Test

Test de Monster Hunter World : le dino sort grandi

Saurien ne va plus

Notre avis
8.5 / 10
Jeux-Video

Par killy le

Saurien ne va plus

Des moments de gloire favorisés par l’épure totale dont fait preuve le jeu, par une séparation avec la progression complexe de Monster Hunter 4 et la densité d’un Generations. Passées les quêtes scénarisées d’un mode solo plutôt agréable à suivre, les divers contrats, demandes diverses et requêtes de l’Intendance du village se débloquent de manière naturelle en fonction des trouvailles et des créatures abattues durant les sorties dans l’un des biotopes. Sur la même route bien droite et très confortable, les armes et armures évoluent toujours en fonction des éléments rapportés après une mission, malgré une arborescence plus riche pour les premières, et peuvent être améliorées par des joyaux.

Le nerf de cette guerre est le loot à outrance, prise d’otage consentante, qui repose aussi en grande partie sur les safaris, parties de chasse où sont envoyés des troupes de Palicos (Félynes) rencontrées au gré des connexions avec d’autres joueurs. Oui, là aussi, Dragon’s Dogma passe le bonjour. Révolution dans sa manière d’amener le joueur à s’adapter, Monster Hunter World est bien plus sage alentour, et c’est cette évidence souriante qui lui donne encore davantage de force.

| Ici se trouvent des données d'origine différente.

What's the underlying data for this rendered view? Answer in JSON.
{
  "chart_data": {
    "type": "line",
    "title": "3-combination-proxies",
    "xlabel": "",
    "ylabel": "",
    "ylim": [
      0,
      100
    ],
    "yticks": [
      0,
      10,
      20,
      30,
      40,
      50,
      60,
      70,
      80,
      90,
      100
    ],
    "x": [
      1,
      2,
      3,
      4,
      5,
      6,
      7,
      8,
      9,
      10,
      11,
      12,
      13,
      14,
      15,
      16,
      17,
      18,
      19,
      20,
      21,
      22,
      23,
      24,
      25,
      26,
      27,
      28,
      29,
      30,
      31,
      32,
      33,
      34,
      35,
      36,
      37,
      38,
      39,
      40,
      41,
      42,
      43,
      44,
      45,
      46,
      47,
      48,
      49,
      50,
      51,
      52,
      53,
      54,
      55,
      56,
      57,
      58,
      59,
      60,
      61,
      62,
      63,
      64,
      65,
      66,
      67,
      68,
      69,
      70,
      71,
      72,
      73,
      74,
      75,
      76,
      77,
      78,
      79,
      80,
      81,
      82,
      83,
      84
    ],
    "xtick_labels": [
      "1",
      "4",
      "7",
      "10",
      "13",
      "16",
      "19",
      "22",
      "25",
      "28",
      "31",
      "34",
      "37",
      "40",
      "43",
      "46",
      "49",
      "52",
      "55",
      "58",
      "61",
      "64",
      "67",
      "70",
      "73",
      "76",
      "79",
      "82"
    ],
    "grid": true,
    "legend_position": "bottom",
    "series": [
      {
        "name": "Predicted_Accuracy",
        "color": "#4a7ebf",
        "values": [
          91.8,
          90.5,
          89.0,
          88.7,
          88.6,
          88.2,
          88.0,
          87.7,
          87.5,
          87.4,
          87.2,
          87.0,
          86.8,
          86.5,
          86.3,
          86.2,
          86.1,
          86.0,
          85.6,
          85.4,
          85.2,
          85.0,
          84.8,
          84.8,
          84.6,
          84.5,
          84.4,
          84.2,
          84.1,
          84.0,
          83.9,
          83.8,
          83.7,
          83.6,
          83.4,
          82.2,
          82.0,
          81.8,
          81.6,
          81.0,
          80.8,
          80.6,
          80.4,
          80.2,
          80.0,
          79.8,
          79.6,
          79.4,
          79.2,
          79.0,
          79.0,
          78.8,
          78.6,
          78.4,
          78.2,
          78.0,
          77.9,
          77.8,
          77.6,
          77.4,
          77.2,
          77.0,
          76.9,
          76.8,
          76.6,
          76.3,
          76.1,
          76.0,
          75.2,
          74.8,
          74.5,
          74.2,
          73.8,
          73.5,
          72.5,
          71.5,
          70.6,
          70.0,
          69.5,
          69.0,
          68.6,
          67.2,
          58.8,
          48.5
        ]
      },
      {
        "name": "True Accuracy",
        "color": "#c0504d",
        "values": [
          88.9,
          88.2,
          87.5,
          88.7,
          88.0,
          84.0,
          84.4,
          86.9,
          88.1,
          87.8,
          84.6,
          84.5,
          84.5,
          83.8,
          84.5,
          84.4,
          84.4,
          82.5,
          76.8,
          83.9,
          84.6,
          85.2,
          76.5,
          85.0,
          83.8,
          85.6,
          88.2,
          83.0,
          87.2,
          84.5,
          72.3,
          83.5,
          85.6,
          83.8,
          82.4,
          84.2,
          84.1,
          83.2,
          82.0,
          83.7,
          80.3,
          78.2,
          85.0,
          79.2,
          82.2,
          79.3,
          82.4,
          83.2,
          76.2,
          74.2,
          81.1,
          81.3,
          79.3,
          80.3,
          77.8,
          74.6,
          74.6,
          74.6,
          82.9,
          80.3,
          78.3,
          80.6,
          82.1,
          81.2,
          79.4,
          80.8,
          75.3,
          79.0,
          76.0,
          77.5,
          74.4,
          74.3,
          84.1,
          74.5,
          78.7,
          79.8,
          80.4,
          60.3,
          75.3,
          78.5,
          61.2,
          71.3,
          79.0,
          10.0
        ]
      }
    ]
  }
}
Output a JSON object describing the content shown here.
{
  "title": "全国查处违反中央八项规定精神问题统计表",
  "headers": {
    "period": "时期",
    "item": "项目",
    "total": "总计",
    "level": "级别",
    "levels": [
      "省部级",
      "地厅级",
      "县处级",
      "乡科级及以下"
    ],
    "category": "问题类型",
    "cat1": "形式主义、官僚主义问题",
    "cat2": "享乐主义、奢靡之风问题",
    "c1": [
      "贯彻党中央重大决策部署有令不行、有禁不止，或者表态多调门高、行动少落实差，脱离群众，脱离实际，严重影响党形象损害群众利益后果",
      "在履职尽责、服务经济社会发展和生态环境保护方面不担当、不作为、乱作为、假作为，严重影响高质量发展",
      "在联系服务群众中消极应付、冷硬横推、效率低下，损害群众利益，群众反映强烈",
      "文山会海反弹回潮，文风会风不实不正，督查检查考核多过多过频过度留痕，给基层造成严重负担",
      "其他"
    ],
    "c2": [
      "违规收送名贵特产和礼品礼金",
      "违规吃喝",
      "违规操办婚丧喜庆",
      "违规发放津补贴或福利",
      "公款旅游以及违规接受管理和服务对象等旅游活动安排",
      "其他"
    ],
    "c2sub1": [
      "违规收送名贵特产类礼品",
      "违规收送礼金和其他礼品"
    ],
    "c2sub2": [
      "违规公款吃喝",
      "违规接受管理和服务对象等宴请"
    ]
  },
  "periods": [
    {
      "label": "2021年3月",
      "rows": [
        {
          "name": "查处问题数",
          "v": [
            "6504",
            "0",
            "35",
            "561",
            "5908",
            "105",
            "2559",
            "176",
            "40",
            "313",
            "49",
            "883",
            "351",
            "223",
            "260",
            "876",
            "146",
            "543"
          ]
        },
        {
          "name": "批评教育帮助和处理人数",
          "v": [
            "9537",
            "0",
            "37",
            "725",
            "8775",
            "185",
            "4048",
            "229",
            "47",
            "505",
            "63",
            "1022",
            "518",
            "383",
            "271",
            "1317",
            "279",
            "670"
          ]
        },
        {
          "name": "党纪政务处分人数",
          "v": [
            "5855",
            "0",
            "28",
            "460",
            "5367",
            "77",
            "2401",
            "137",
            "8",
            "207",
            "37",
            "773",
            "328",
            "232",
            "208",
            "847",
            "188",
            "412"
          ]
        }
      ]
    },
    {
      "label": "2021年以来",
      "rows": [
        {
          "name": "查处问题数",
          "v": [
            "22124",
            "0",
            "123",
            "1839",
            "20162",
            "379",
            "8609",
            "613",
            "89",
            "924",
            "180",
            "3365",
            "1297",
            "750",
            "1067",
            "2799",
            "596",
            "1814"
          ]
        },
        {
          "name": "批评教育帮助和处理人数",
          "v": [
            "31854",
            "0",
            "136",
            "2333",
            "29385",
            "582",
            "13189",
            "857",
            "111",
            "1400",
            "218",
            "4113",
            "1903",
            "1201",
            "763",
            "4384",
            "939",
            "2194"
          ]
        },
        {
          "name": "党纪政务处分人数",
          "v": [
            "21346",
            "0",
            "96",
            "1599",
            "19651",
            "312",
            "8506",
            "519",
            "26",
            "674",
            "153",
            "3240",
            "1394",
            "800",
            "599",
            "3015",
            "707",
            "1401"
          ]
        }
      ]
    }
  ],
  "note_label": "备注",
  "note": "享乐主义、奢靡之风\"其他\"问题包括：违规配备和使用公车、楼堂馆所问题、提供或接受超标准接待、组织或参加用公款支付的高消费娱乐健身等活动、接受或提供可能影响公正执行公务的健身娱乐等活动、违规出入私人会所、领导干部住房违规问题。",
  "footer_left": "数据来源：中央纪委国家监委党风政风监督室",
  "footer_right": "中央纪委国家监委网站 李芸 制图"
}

Tout roule et même si la difficulté inhérente à la série et un sacré besoin de se rôder sont toujours présents – malgré une nouvelle souplesse qu’il sera désormais impossible de voir diminuée à l’avenir – le jeu a trouvé un équilibre qu’il cherchait depuis 2 ou 3 épisodes. Un ensemble de beaux moments de fureur, de respect et de contemplation qui trouve sa plus belle conclusion lors de la plongée dans le Val Putride. Un endroit au thème musical qui semble aller chercher la mémoire de Uematsu. Son aspect oscille entre le macabre et la pureté. Un cimetière d’où la vie renaît, limbes des chasseurs qui ne peuvent que constater un cycle qui vit sans eux. Peu importe la marque laissée, c’est ce beau monde qui appose son sceau sur le guerrier et non l’inverse. C’est en échappant un peu au joueur que Monster Hunter a fait une de ses plus belles parades.

Notre avis

Lors d’une rencontre en novembre dernier avec le réalisateur de ce Monster Hunter World Yuya Tokuda, ce dernier m’avait expliqué comment Capcom avait conçu les différents environnements : “Prenez une rivière : avant, elle faisait simplement partie d’une zone indépendante. Maintenant, il faut penser d’où vient cette rivière. Les endroits où elle passe sont plus humides, et le climat devient alors tropical. Ce qui change le type de monstres qui vivent là. Il faut bien prendre en compte l’effet ricochet. Nous ne pouvions pas placer des éléments de game-design sans y penser”.

Et c’est exactement le ressenti final, un vrai sentiment de maîtrise. Monster Hunter World dispose d’une cohérence rare dans ses mécaniques, avec un level-design qui appelle à l’expérimentation et qui aide le joueur sans lui mâcher le boulot. Et ce sans rogner sur un enchaînement logique de biotope, ce qui accentue la force évocatrice de ce terrain de jeu jubilatoire. Encore lourdaud dans ses interfaces, toujours un peu pénible dans sa répartition du loot, et avec parfois quelques problèmes dans l’I.A des bestioles, le jeu de chasse de Capcom n’est pas une copie parfaite, mais devient une expérience unique de plongée dans un monde à dompter, hors des limitations artificielles, mais obligatoires des versions portables. Un grand jeu qui par son accessibilité dirigée vers le marché occidental trouve le sursaut d’épure qu’il lui fallait.